The Bungalow: An Indian Contribution to the West - The British Empire

QUESTION =  A one-storied house. Derives from the Hindi word bangla meaning, literally, in the style of or belonging to Bengal. The word bungalow in English dates back to the 17th century when it was used to refer to a type of cottage built in Bengal for early European settlers ?

ANSWER =Bungalow.
The history of the bungalow becomes both confused and interesting from the later eighteenth century. After the Battle of Plassey (1757), when the British really became masters of Bengal, new cantonments, or permanent military camps, were established. Here, European officers were eventually housed in thatched roofed bungalows with various devices for thermal control, such as the jaump (a horizontally suspended screen over the verandah), adopted from the local culture. William Hodges provided an accurate description in 1793. Bungalows were
generally raised on a base of brick, one, two or three feet from the ground, and consist of only one storey; the plan of them usually is a large room in the centre for an eating and sitting room, and rooms at each corner for sleeping; the whole is covered with one general thatch, which comes low to each side; the spaces between the angle rooms are viranders or open porticos to sit in during the evenings; the center hall is lighted from the sides with windows and a large door in the center. Sometimes the center viranders at each end are converted into rooms.

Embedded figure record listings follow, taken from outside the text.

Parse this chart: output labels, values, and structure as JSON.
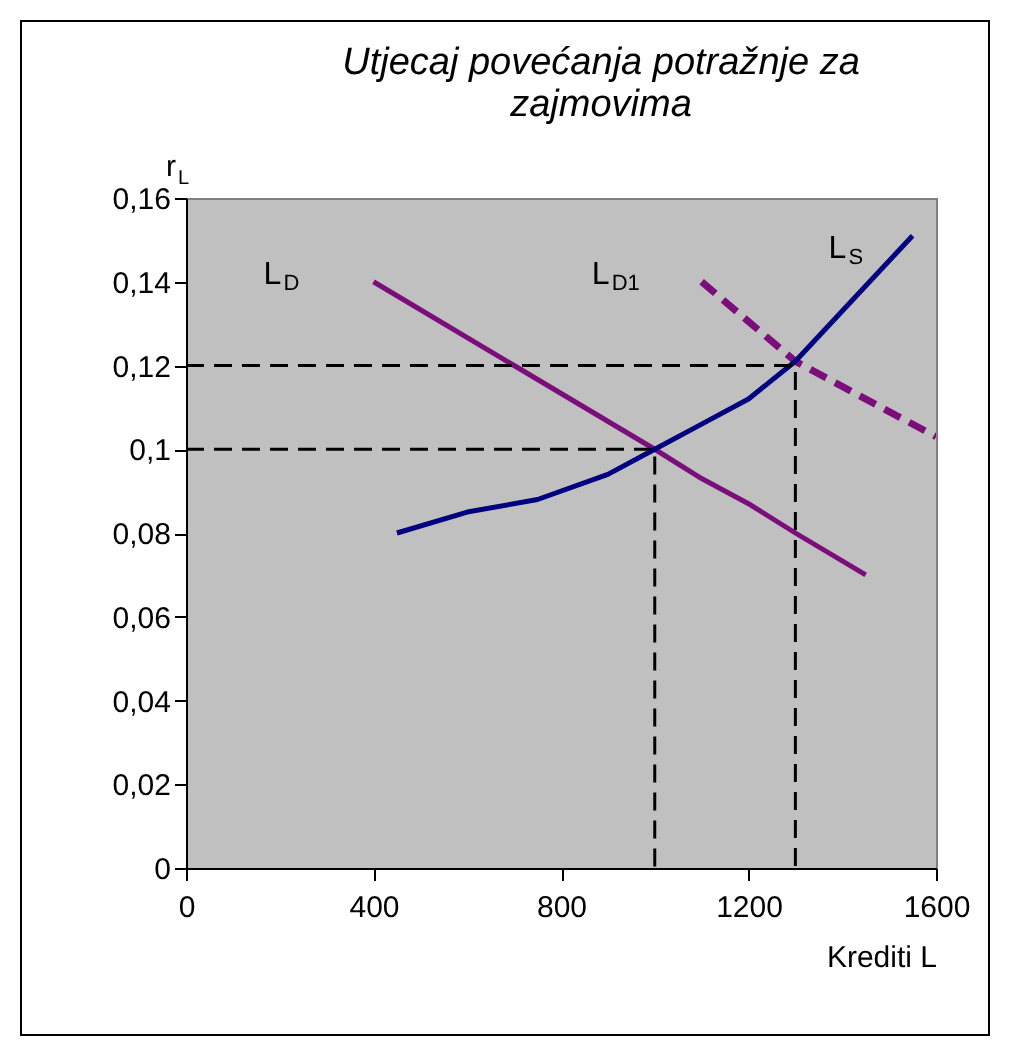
{
  "chart_data": {
    "type": "line",
    "title": "Utjecaj povećanja potražnje za zajmovima",
    "xlabel": "Krediti L",
    "ylabel": "r$_{L}$",
    "xlim": [
      0,
      1600
    ],
    "xticks": [
      0,
      400,
      800,
      1200,
      1600
    ],
    "ylim": [
      0,
      0.16
    ],
    "yticks": [
      0,
      {
        "value": 0.02,
        "label": "0,02"
      },
      {
        "value": 0.04,
        "label": "0,04"
      },
      {
        "value": 0.06,
        "label": "0,06"
      },
      {
        "value": 0.08,
        "label": "0,08"
      },
      {
        "value": 0.1,
        "label": "0,1"
      },
      {
        "value": 0.12,
        "label": "0,12"
      },
      {
        "value": 0.14,
        "label": "0,14"
      },
      {
        "value": 0.16,
        "label": "0,16"
      }
    ],
    "grid": false,
    "marker": "none",
    "series": [
      {
        "name": "L$_{D}$",
        "color": "#7b0e7b",
        "line_style": "solid",
        "x": [
          400,
          700,
          1000,
          1100,
          1200,
          1300,
          1450
        ],
        "values": [
          0.14,
          0.12,
          0.1,
          0.093,
          0.087,
          0.08,
          0.07
        ]
      },
      {
        "name": "L$_{D1}$",
        "color": "#7b0e7b",
        "line_style": "dashed",
        "x": [
          1100,
          1300,
          1600
        ],
        "values": [
          0.14,
          0.121,
          0.103
        ]
      },
      {
        "name": "L$_{S}$",
        "color": "#000080",
        "line_style": "solid",
        "x": [
          450,
          600,
          750,
          900,
          1000,
          1100,
          1200,
          1300,
          1400,
          1550
        ],
        "values": [
          0.08,
          0.085,
          0.088,
          0.094,
          0.1,
          0.106,
          0.112,
          0.121,
          0.133,
          0.151
        ]
      },
      {
        "color": "#000000",
        "line_style": "dashed",
        "x": [
          0,
          1000,
          1000
        ],
        "values": [
          0.1,
          0.1,
          0
        ]
      },
      {
        "color": "#000000",
        "line_style": "dashed",
        "x": [
          0,
          1300,
          1300
        ],
        "values": [
          0.12,
          0.12,
          0
        ]
      }
    ]
  }
}
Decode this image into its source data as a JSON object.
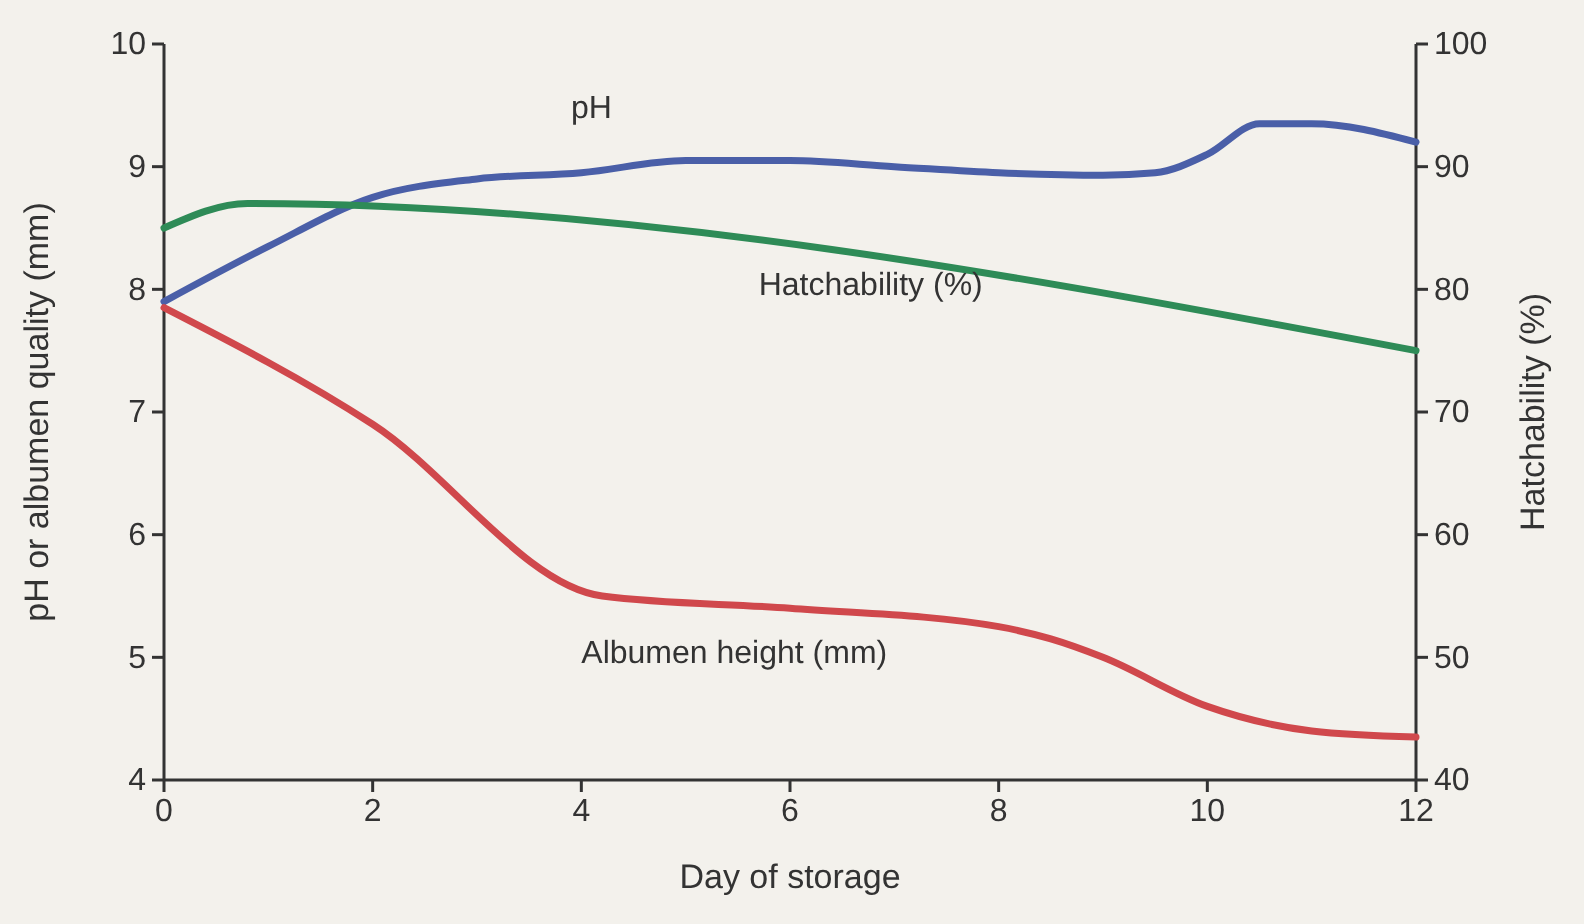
{
  "chart_data": {
    "type": "line",
    "xlabel": "Day of storage",
    "ylabel": "pH or albumen quality (mm)",
    "y2label": "Hatchability (%)",
    "xlim": [
      0,
      12
    ],
    "xticks": [
      0,
      2,
      4,
      6,
      8,
      10,
      12
    ],
    "ylim": [
      4,
      10
    ],
    "yticks": [
      4,
      5,
      6,
      7,
      8,
      9,
      10
    ],
    "y2lim": [
      40,
      100
    ],
    "y2ticks": [
      40,
      50,
      60,
      70,
      80,
      90,
      100
    ],
    "grid": false,
    "marker": "none",
    "line_style": "solid",
    "series": [
      {
        "name": "pH",
        "color": "#4a5fa8",
        "x": [
          0,
          1,
          2,
          3,
          4,
          5,
          6,
          7,
          8,
          9,
          9.5,
          10,
          10.5,
          11,
          12
        ],
        "values": [
          7.9,
          8.35,
          8.75,
          8.9,
          8.95,
          9.05,
          9.05,
          9.0,
          8.95,
          8.93,
          8.95,
          9.1,
          9.35,
          9.35,
          9.2
        ]
      },
      {
        "name": "Hatchability (%)",
        "color": "#2e8b57",
        "axis": "y2",
        "x": [
          0,
          0.8,
          12
        ],
        "values": [
          85,
          87,
          75
        ]
      },
      {
        "name": "Albumen height (mm)",
        "color": "#d0484c",
        "x": [
          0,
          2,
          4.2,
          6,
          8,
          8.5,
          9,
          10,
          11,
          12
        ],
        "values": [
          7.85,
          6.9,
          5.5,
          5.4,
          5.25,
          5.15,
          5.0,
          4.6,
          4.4,
          4.35
        ]
      }
    ]
  }
}
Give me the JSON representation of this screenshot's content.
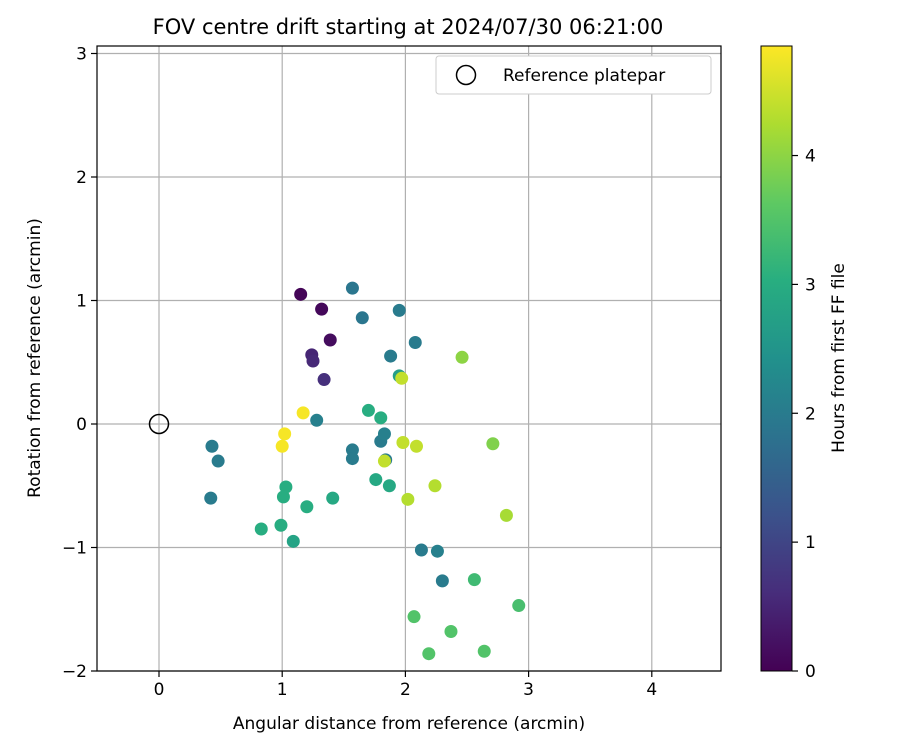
{
  "chart_data": {
    "type": "scatter",
    "title": "FOV centre drift starting at 2024/07/30 06:21:00",
    "xlabel": "Angular distance from reference (arcmin)",
    "ylabel": "Rotation from reference (arcmin)",
    "xlim": [
      -0.5,
      4.55
    ],
    "ylim": [
      -2.0,
      3.05
    ],
    "xticks": [
      "0",
      "1",
      "2",
      "3",
      "4"
    ],
    "yticks": [
      "−2",
      "−1",
      "0",
      "1",
      "2",
      "3"
    ],
    "grid": true,
    "legend": {
      "placement": "top-right",
      "entries": [
        "Reference platepar"
      ]
    },
    "reference_point": {
      "x": 0.0,
      "y": 0.0
    },
    "colorbar": {
      "label": "Hours from first FF file",
      "range": [
        0,
        4.85
      ],
      "ticks": [
        "0",
        "1",
        "2",
        "3",
        "4"
      ],
      "colormap": "viridis"
    },
    "points": [
      {
        "x": 1.15,
        "y": 1.05,
        "h": 0.05
      },
      {
        "x": 1.32,
        "y": 0.93,
        "h": 0.1
      },
      {
        "x": 1.39,
        "y": 0.68,
        "h": 0.15
      },
      {
        "x": 1.24,
        "y": 0.56,
        "h": 0.5
      },
      {
        "x": 1.25,
        "y": 0.51,
        "h": 0.55
      },
      {
        "x": 1.34,
        "y": 0.36,
        "h": 0.65
      },
      {
        "x": 1.57,
        "y": 1.1,
        "h": 1.9
      },
      {
        "x": 1.65,
        "y": 0.86,
        "h": 1.9
      },
      {
        "x": 1.95,
        "y": 0.92,
        "h": 2.0
      },
      {
        "x": 2.08,
        "y": 0.66,
        "h": 2.0
      },
      {
        "x": 1.88,
        "y": 0.55,
        "h": 2.0
      },
      {
        "x": 1.95,
        "y": 0.39,
        "h": 2.7
      },
      {
        "x": 1.97,
        "y": 0.37,
        "h": 4.4
      },
      {
        "x": 2.46,
        "y": 0.54,
        "h": 4.0
      },
      {
        "x": 1.17,
        "y": 0.09,
        "h": 4.8
      },
      {
        "x": 1.28,
        "y": 0.03,
        "h": 2.1
      },
      {
        "x": 1.7,
        "y": 0.11,
        "h": 3.0
      },
      {
        "x": 1.8,
        "y": 0.05,
        "h": 3.0
      },
      {
        "x": 1.02,
        "y": -0.08,
        "h": 4.8
      },
      {
        "x": 1.0,
        "y": -0.18,
        "h": 4.8
      },
      {
        "x": 0.43,
        "y": -0.18,
        "h": 2.0
      },
      {
        "x": 0.48,
        "y": -0.3,
        "h": 2.0
      },
      {
        "x": 1.57,
        "y": -0.21,
        "h": 2.0
      },
      {
        "x": 1.57,
        "y": -0.28,
        "h": 2.0
      },
      {
        "x": 1.8,
        "y": -0.14,
        "h": 2.0
      },
      {
        "x": 1.83,
        "y": -0.08,
        "h": 2.1
      },
      {
        "x": 1.84,
        "y": -0.29,
        "h": 2.0
      },
      {
        "x": 1.83,
        "y": -0.3,
        "h": 4.4
      },
      {
        "x": 1.98,
        "y": -0.15,
        "h": 4.4
      },
      {
        "x": 2.09,
        "y": -0.18,
        "h": 4.4
      },
      {
        "x": 2.71,
        "y": -0.16,
        "h": 3.9
      },
      {
        "x": 1.76,
        "y": -0.45,
        "h": 2.9
      },
      {
        "x": 1.87,
        "y": -0.5,
        "h": 2.9
      },
      {
        "x": 2.02,
        "y": -0.61,
        "h": 4.3
      },
      {
        "x": 2.24,
        "y": -0.5,
        "h": 4.3
      },
      {
        "x": 2.82,
        "y": -0.74,
        "h": 4.2
      },
      {
        "x": 1.03,
        "y": -0.51,
        "h": 3.0
      },
      {
        "x": 1.01,
        "y": -0.59,
        "h": 3.0
      },
      {
        "x": 1.2,
        "y": -0.67,
        "h": 3.0
      },
      {
        "x": 1.41,
        "y": -0.6,
        "h": 2.9
      },
      {
        "x": 0.42,
        "y": -0.6,
        "h": 2.0
      },
      {
        "x": 0.83,
        "y": -0.85,
        "h": 3.0
      },
      {
        "x": 0.99,
        "y": -0.82,
        "h": 3.0
      },
      {
        "x": 1.09,
        "y": -0.95,
        "h": 2.8
      },
      {
        "x": 2.13,
        "y": -1.02,
        "h": 2.0
      },
      {
        "x": 2.26,
        "y": -1.03,
        "h": 2.1
      },
      {
        "x": 2.3,
        "y": -1.27,
        "h": 2.0
      },
      {
        "x": 2.56,
        "y": -1.26,
        "h": 3.3
      },
      {
        "x": 2.92,
        "y": -1.47,
        "h": 3.4
      },
      {
        "x": 2.07,
        "y": -1.56,
        "h": 3.5
      },
      {
        "x": 2.37,
        "y": -1.68,
        "h": 3.5
      },
      {
        "x": 2.19,
        "y": -1.86,
        "h": 3.5
      },
      {
        "x": 2.64,
        "y": -1.84,
        "h": 3.5
      }
    ]
  }
}
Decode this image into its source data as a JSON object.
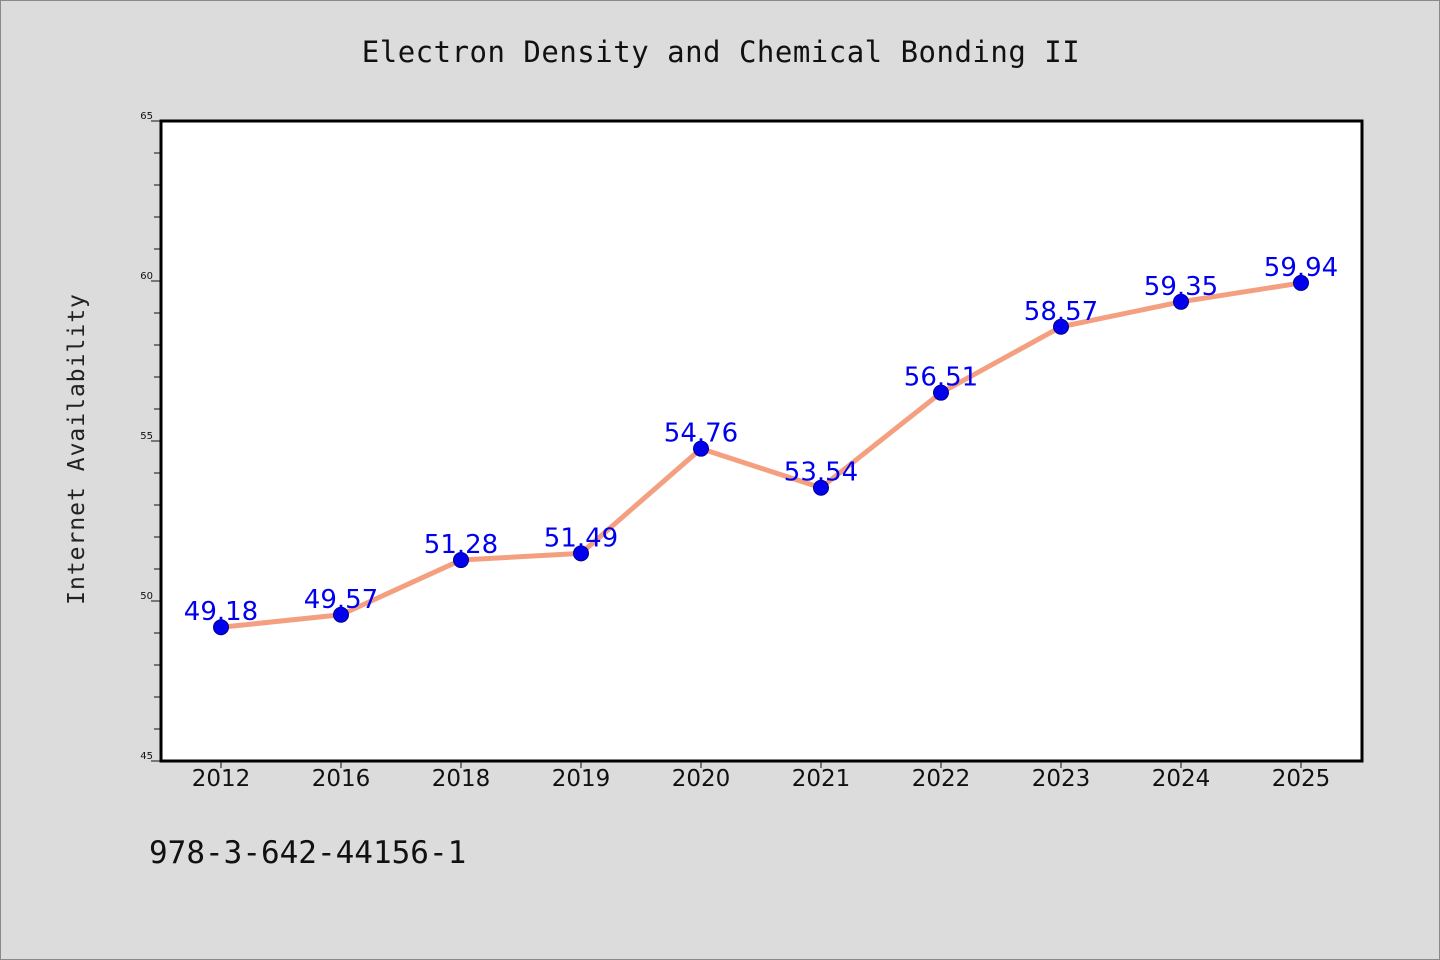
{
  "chart_data": {
    "type": "line",
    "title": "Electron Density and Chemical Bonding II",
    "xlabel": "",
    "ylabel": "Internet Availability",
    "categories": [
      "2012",
      "2016",
      "2018",
      "2019",
      "2020",
      "2021",
      "2022",
      "2023",
      "2024",
      "2025"
    ],
    "series": [
      {
        "values": [
          49.18,
          49.57,
          51.28,
          51.49,
          54.76,
          53.54,
          56.51,
          58.57,
          59.35,
          59.94
        ]
      }
    ],
    "data_labels": [
      "49.18",
      "49.57",
      "51.28",
      "51.49",
      "54.76",
      "53.54",
      "56.51",
      "58.57",
      "59.35",
      "59.94"
    ],
    "ylim": [
      45,
      65
    ],
    "yticks": [
      "45",
      "50",
      "55",
      "60",
      "65"
    ],
    "grid": false,
    "legend": "none",
    "colors": {
      "line": "#f4a080",
      "marker": "#0000ee",
      "data_label": "#0000ee",
      "background": "#dcdcdc",
      "plot_area": "#ffffff"
    }
  },
  "footer": {
    "code": "978-3-642-44156-1"
  }
}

Today, the word has two or three common meanings. In Europe and North America, it refers to a separate (or "detached") dwelling, principally on one storey and meant for the permanent occupation of one household or family. It can also describe a simple, lightly or self-built shelter, perhaps by the beach or in the country, and meant for temporary or holiday use. In Africa and India, it might refer to an older, "colonial" type of house which, though perhaps with more than one storey, is always detached, or even, in India at least, to any modern house in contrast to more traditional types of dwelling. In all countries, its diffusion is part of the cultural consequences of colonialism, though in the rich industrial nations of the North, the bungalow, in the first two senses suggested above, is part of two phenomena characteristic of modern, urban-industrial and essentially free market societies: large-scale sub-urbanisation and the growth of mass leisure.